China and India are neighbours thrown apart by history.
The British East India Company set up its first trading post at Surat on India's west coast in the early seventeenth century. Over the next century, the loose federation of tiny monarchies built by the Mughals crumbled into a fractious bunch of local 'kingdoms'. The Company seized this opportunity to wield political power and control the terms of trade with native Indians.
In China, one dynasty was ruling over the entire country, and several colonial powers vied to carve the 'single' melon on offer. India's situation was a mirror image of this:
Great Britain was the single colonial power, but India was carved up into hundreds of intrigue-ridden, weak 'kingdoms'. It was a lush but unguarded orchard of ripe 'cherries', easy to sweep away into a tidy political basket. As the British East India Company plucked more 'cherries', annexing territories and small princely states, English became the language of power.
English had come to India as a 'peripheral trade language', competing with Portuguese, more than two centuries before Thomas Babington Macaulay, a member of the British Governor General's Council in early nineteenth century India. Macaulay's famous Minute on Education (1835) brought English out of its imperial closet; with one stroke of his powerful pen, he made English the official language of India and the medium of instruction in all educational institutions.
Today, with over 350 million Indians displaying a reasonable proficiency in the language, India can claim to be the world's largest English-using country in the world.
English was called the 'milk of the tigress', creating new energy and opportunity for the natives. In 2008, India could have earned $140 billion from its computer and English skills. Experts now hail India as a country with the 'intellectual infrastructure of a developed nation in English'.
English was once called a barbaric language in China.
After four centuries China's and India's destinies converged, for a fleeting moment in the late 1940s. History's tangential moment was all too brief. China became a totalitarian state. India became a parliamentary democracy.

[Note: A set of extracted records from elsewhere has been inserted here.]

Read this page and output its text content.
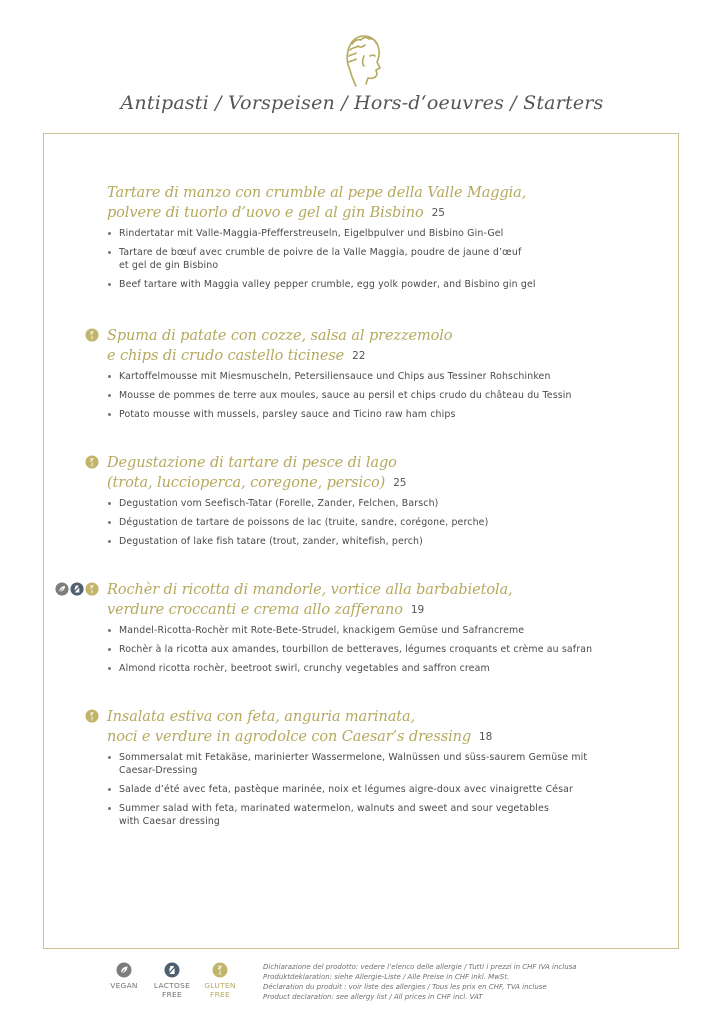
Antipasti / Vorspeisen / Hors-d‘oeuvres / Starters
Tartare di manzo con crumble al pepe della Valle Maggia,
polvere di tuorlo d’uovo e gel al gin Bisbino 25
Rindertatar mit Valle-Maggia-Pfefferstreuseln, Eigelbpulver und Bisbino Gin-Gel
Tartare de bœuf avec crumble de poivre de la Valle Maggia, poudre de jaune d’œuf
et gel de gin Bisbino
Beef tartare with Maggia valley pepper crumble, egg yolk powder, and Bisbino gin gel
Spuma di patate con cozze, salsa al prezzemolo
e chips di crudo castello ticinese 22
Kartoffelmousse mit Miesmuscheln, Petersiliensauce und Chips aus Tessiner Rohschinken
Mousse de pommes de terre aux moules, sauce au persil et chips crudo du château du Tessin
Potato mousse with mussels, parsley sauce and Ticino raw ham chips
Degustazione di tartare di pesce di lago
(trota, luccioperca, coregone, persico) 25
Degustation vom Seefisch-Tatar (Forelle, Zander, Felchen, Barsch)
Dégustation de tartare de poissons de lac (truite, sandre, corégone, perche)
Degustation of lake fish tatare (trout, zander, whitefish, perch)
Rochèr di ricotta di mandorle, vortice alla barbabietola,
verdure croccanti e crema allo zafferano 19
Mandel-Ricotta-Rochèr mit Rote-Bete-Strudel, knackigem Gemüse und Safrancreme
Rochèr à la ricotta aux amandes, tourbillon de betteraves, légumes croquants et crème au safran
Almond ricotta rochèr, beetroot swirl, crunchy vegetables and saffron cream
Insalata estiva con feta, anguria marinata,
noci e verdure in agrodolce con Caesar’s dressing 18
Sommersalat mit Fetakäse, marinierter Wassermelone, Walnüssen und süss-saurem Gemüse mit
Caesar-Dressing
Salade d’été avec feta, pastèque marinée, noix et légumes aigre-doux avec vinaigrette César
Summer salad with feta, marinated watermelon, walnuts and sweet and sour vegetables
with Caesar dressing
VEGAN LACTOSE
FREE
GLUTEN
FREE
Dichiarazione del prodotto: vedere l’elenco delle allergie / Tutti i prezzi in CHF IVA inclusa
Produktdeklaration: siehe Allergie-Liste / Alle Preise in CHF inkl. MwSt.
Déclaration du produit : voir liste des allergies / Tous les prix en CHF, TVA incluse
Product declaration: see allergy list / All prices in CHF incl. VAT
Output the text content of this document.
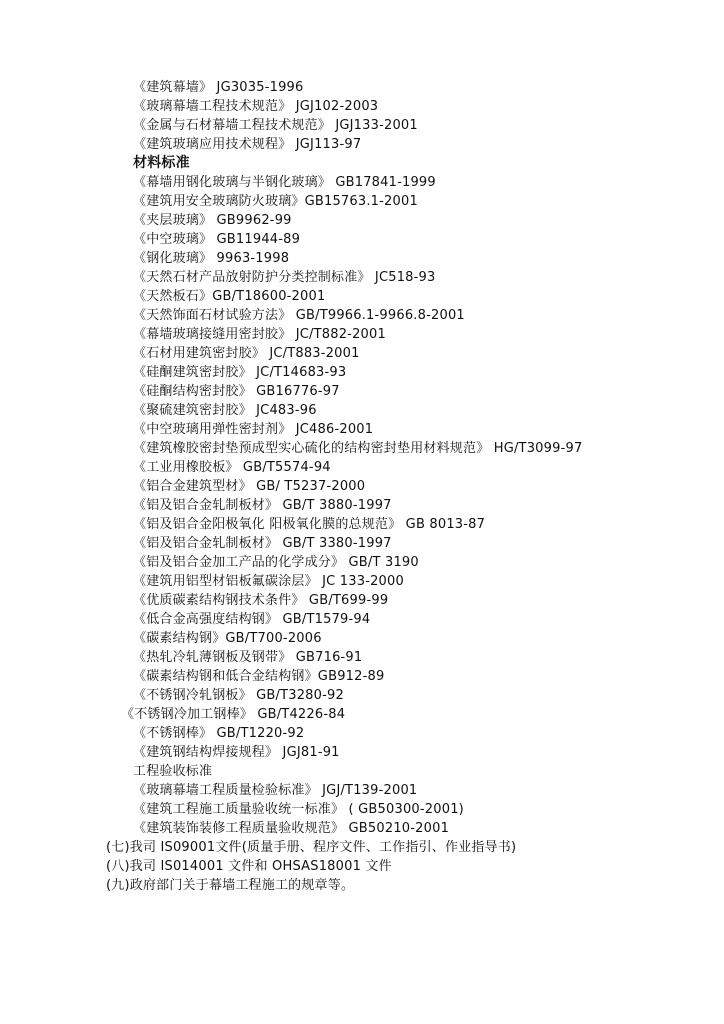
《建筑幕墙》 JG3035-1996
《玻璃幕墙工程技术规范》 JGJ102-2003
《金属与石材幕墙工程技术规范》 JGJ133-2001
《建筑玻璃应用技术规程》 JGJ113-97
材料标准
《幕墙用钢化玻璃与半钢化玻璃》 GB17841-1999
《建筑用安全玻璃防火玻璃》GB15763.1-2001
《夹层玻璃》 GB9962-99
《中空玻璃》 GB11944-89
《钢化玻璃》 9963-1998
《天然石材产品放射防护分类控制标准》 JC518-93
《天然板石》GB/T18600-2001
《天然饰面石材试验方法》 GB/T9966.1-9966.8-2001
《幕墙玻璃接缝用密封胶》 JC/T882-2001
《石材用建筑密封胶》 JC/T883-2001
《硅酮建筑密封胶》 JC/T14683-93
《硅酮结构密封胶》 GB16776-97
《聚硫建筑密封胶》 JC483-96
《中空玻璃用弹性密封剂》 JC486-2001
《建筑橡胶密封垫预成型实心硫化的结构密封垫用材料规范》 HG/T3099-97
《工业用橡胶板》 GB/T5574-94
《铝合金建筑型材》 GB/ T5237-2000
《铝及铝合金轧制板材》 GB/T 3880-1997
《铝及铝合金阳极氧化 阳极氧化膜的总规范》 GB 8013-87
《铝及铝合金轧制板材》 GB/T 3380-1997
《铝及铝合金加工产品的化学成分》 GB/T 3190
《建筑用铝型材铝板氟碳涂层》 JC 133-2000
《优质碳素结构钢技术条件》 GB/T699-99
《低合金高强度结构钢》 GB/T1579-94
《碳素结构钢》GB/T700-2006
《热轧冷轧薄钢板及钢带》 GB716-91
《碳素结构钢和低合金结构钢》GB912-89
《不锈钢冷轧钢板》 GB/T3280-92
《不锈钢冷加工钢棒》 GB/T4226-84
《不锈钢棒》 GB/T1220-92
《建筑钢结构焊接规程》 JGJ81-91
工程验收标准
《玻璃幕墙工程质量检验标准》 JGJ/T139-2001
《建筑工程施工质量验收统一标准》 ( GB50300-2001)
《建筑装饰装修工程质量验收规范》 GB50210-2001
(七)我司 IS09001文件(质量手册、程序文件、工作指引、作业指导书)
(八)我司 IS014001 文件和 OHSAS18001 文件
(九)政府部门关于幕墙工程施工的规章等。
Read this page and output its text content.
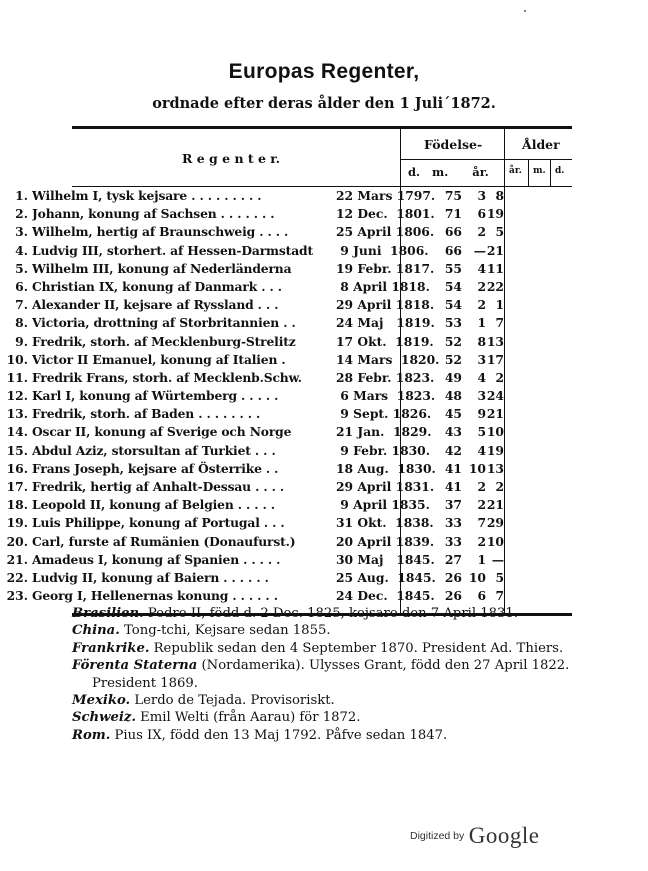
Europas Regenter,
ordnade efter deras ålder den 1 Juli´1872.
R e g e n t e r.
Födelse-
d.   m.      år.
Ålder
år. m. d.
1. Wilhelm I, tysk kejsare . . . . . . . . .	22 Mars 1797. 75	3 8
2. Johann, konung af Sachsen . . . . . . .	12 Dec.  1801. 71	6 19
3. Wilhelm, hertig af Braunschweig . . . .	25 April 1806. 66	2 5
4. Ludvig III, storhert. af Hessen-Darmstadt	9 Juni  1806.	66 — 21
5. Wilhelm III, konung af Nederländerna	19 Febr. 1817. 55	4 11
6. Christian IX, konung af Danmark . . .	8 April 1818.	54	2 22
7. Alexander II, kejsare af Ryssland . . .	29 April 1818. 54	2 1
8. Victoria, drottning af Storbritannien . .	24 Maj   1819. 53	1 7
9. Fredrik, storh. af Mecklenburg-Strelitz	17 Okt.  1819. 52	8 13
10. Victor II Emanuel, konung af Italien .	14 Mars  1820. 52	3 17
11. Fredrik Frans, storh. af Mecklenb.Schw.	28 Febr. 1823. 49	4 2
12. Karl I, konung af Würtemberg . . . . .	6 Mars  1823. 48	3 24
13. Fredrik, storh. af Baden . . . . . . . .	9 Sept. 1826.	45	9 21
14. Oscar II, konung af Sverige och Norge	21 Jan.  1829.	43	5 10
15. Abdul Aziz, storsultan af Turkiet . . .	9 Febr. 1830.	42	4 19
16. Frans Joseph, kejsare af Österrike . .	18 Aug.  1830. 41 10 13
17. Fredrik, hertig af Anhalt-Dessau . . . .	29 April 1831. 41	2 2
18. Leopold II, konung af Belgien . . . . .	9 April 1835.	37	2 21
19. Luis Philippe, konung af Portugal . . .	31 Okt.  1838. 33	7 29
20. Carl, furste af Rumänien (Donaufurst.)	20 April 1839. 33	2 10
21. Amadeus I, konung af Spanien . . . . .	30 Maj   1845. 27	1 —
22. Ludvig II, konung af Baiern . . . . . .	25 Aug.  1845. 26 10 5
23. Georg I, Hellenernas konung . . . . . .	24 Dec.  1845. 26	6 7
Brasilien. Pedro II, född d. 2 Dec. 1825, kejsare den 7 April 1831.
China. Tong-tchi, Kejsare sedan 1855.
Frankrike. Republik sedan den 4 September 1870. President Ad. Thiers.
Förenta Staterna (Nordamerika). Ulysses Grant, född den 27 April 1822. President 1869.
Mexiko. Lerdo de Tejada. Provisoriskt.
Schweiz. Emil Welti (från Aarau) för 1872.
Rom. Pius IX, född den 13 Maj 1792. Påfve sedan 1847.
Digitized by Google
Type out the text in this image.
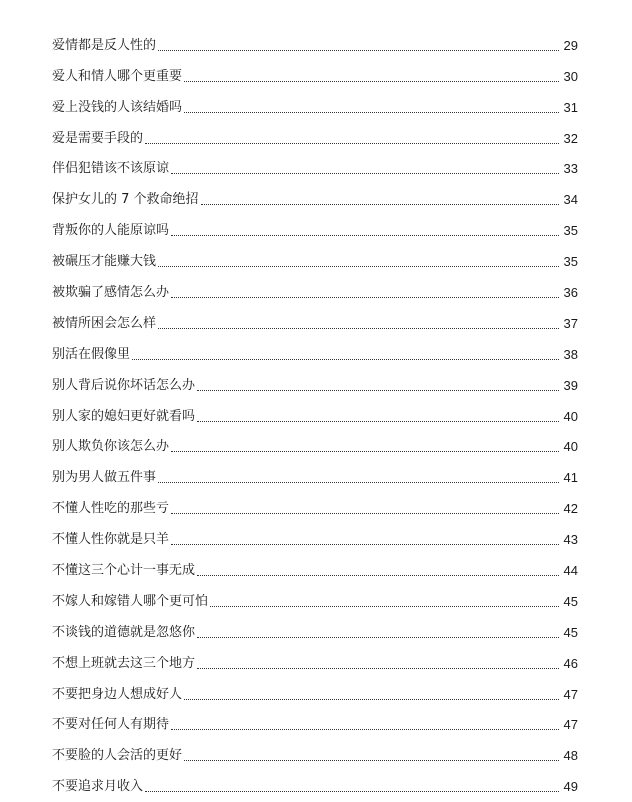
爱情都是反人性的	29
爱人和情人哪个更重要	30
爱上没钱的人该结婚吗	31
爱是需要手段的	32
伴侣犯错该不该原谅	33
保护女儿的 7 个救命绝招	34
背叛你的人能原谅吗	35
被碾压才能赚大钱	35
被欺骗了感情怎么办	36
被情所困会怎么样	37
别活在假像里	38
别人背后说你坏话怎么办	39
别人家的媳妇更好就看吗	40
别人欺负你该怎么办	40
别为男人做五件事	41
不懂人性吃的那些亏	42
不懂人性你就是只羊	43
不懂这三个心计一事无成	44
不嫁人和嫁错人哪个更可怕	45
不谈钱的道德就是忽悠你	45
不想上班就去这三个地方	46
不要把身边人想成好人	47
不要对任何人有期待	47
不要脸的人会活的更好	48
不要追求月收入	49
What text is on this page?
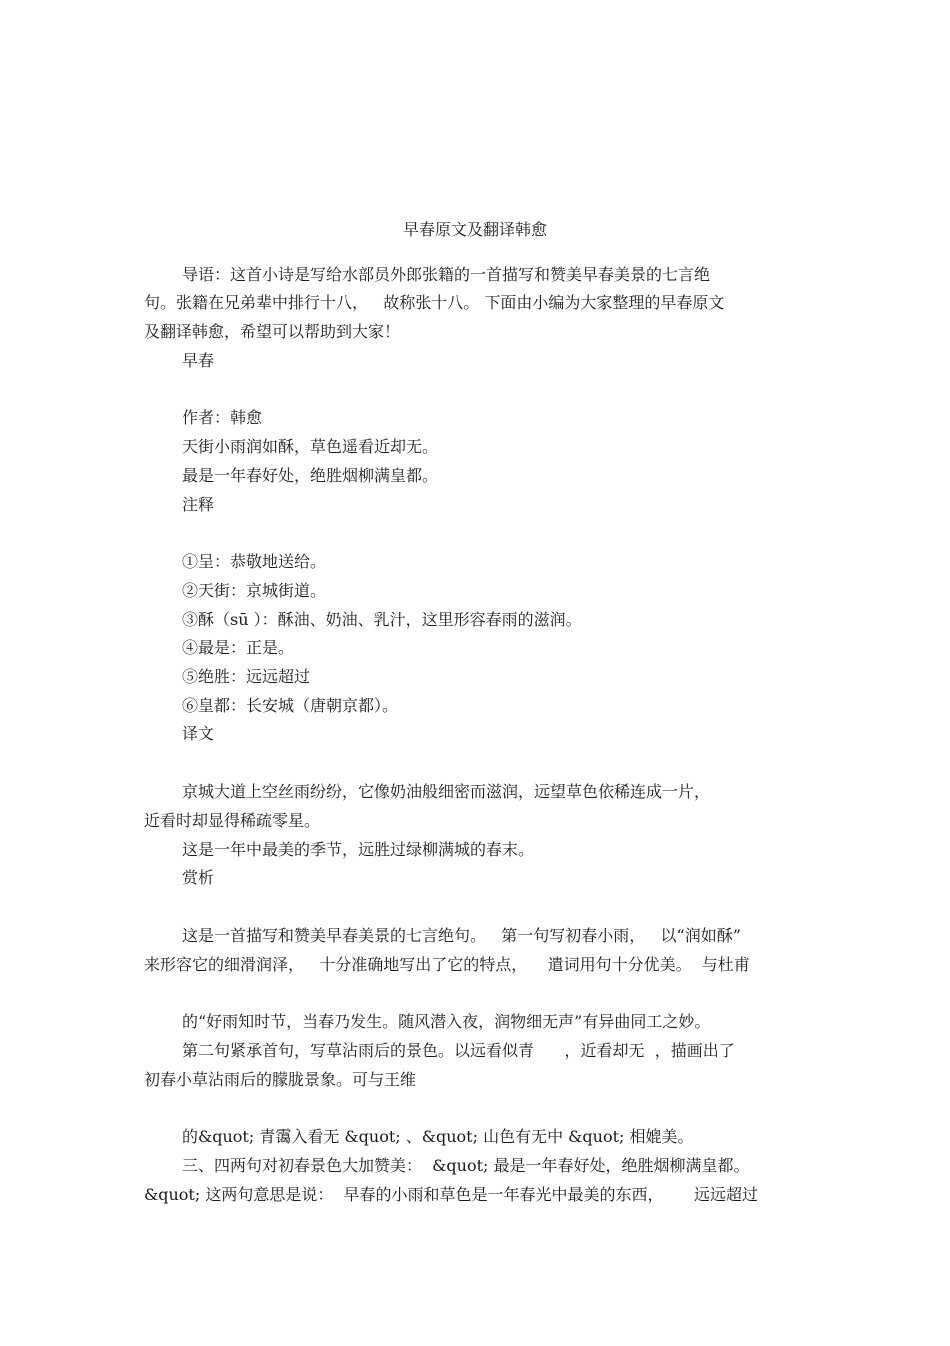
早春原文及翻译韩愈
导语：这首小诗是写给水部员外郎张籍的一首描写和赞美早春美景的七言绝
句。张籍在兄弟辈中排行十八，   故称张十八。 下面由小编为大家整理的早春原文
及翻译韩愈，希望可以帮助到大家！
早春
作者：韩愈
天街小雨润如酥，草色遥看近却无。
最是一年春好处，绝胜烟柳满皇都。
注释
①呈：恭敬地送给。
②天街：京城街道。
③酥（sū ）：酥油、奶油、乳汁，这里形容春雨的滋润。
④最是：正是。
⑤绝胜：远远超过
⑥皇都：长安城（唐朝京都）。
译文
京城大道上空丝雨纷纷，它像奶油般细密而滋润，远望草色依稀连成一片，
近看时却显得稀疏零星。
这是一年中最美的季节，远胜过绿柳满城的春末。
赏析
这是一首描写和赞美早春美景的七言绝句。   第一句写初春小雨，   以“润如酥”
来形容它的细滑润泽，   十分准确地写出了它的特点，    遣词用句十分优美。  与杜甫
的“好雨知时节，当春乃发生。随风潜入夜，润物细无声”有异曲同工之妙。
第二句紧承首句，写草沾雨后的景色。以远看似青      ，近看却无  ，描画出了
初春小草沾雨后的朦胧景象。可与王维
的&quot; 青霭入看无 &quot; 、&quot; 山色有无中 &quot; 相媲美。
三、四两句对初春景色大加赞美：  &quot; 最是一年春好处，绝胜烟柳满皇都。
&quot; 这两句意思是说：  早春的小雨和草色是一年春光中最美的东西，      远远超过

Once again, these ancient civilizations-the non identical twins-were flung irretrievably apart.
Two events occurred at the turn of the century to decisively settle the language debate in China. Beijing won the rights to the 2008 Olympics, and China entered the World Trade Organization. Today, China has the largest English-learning population in the world, estimated at 200 million children and 13 million young people at university. But even as the state pushes to increase English learning, it remains highly suspicious of unregulated foreign content.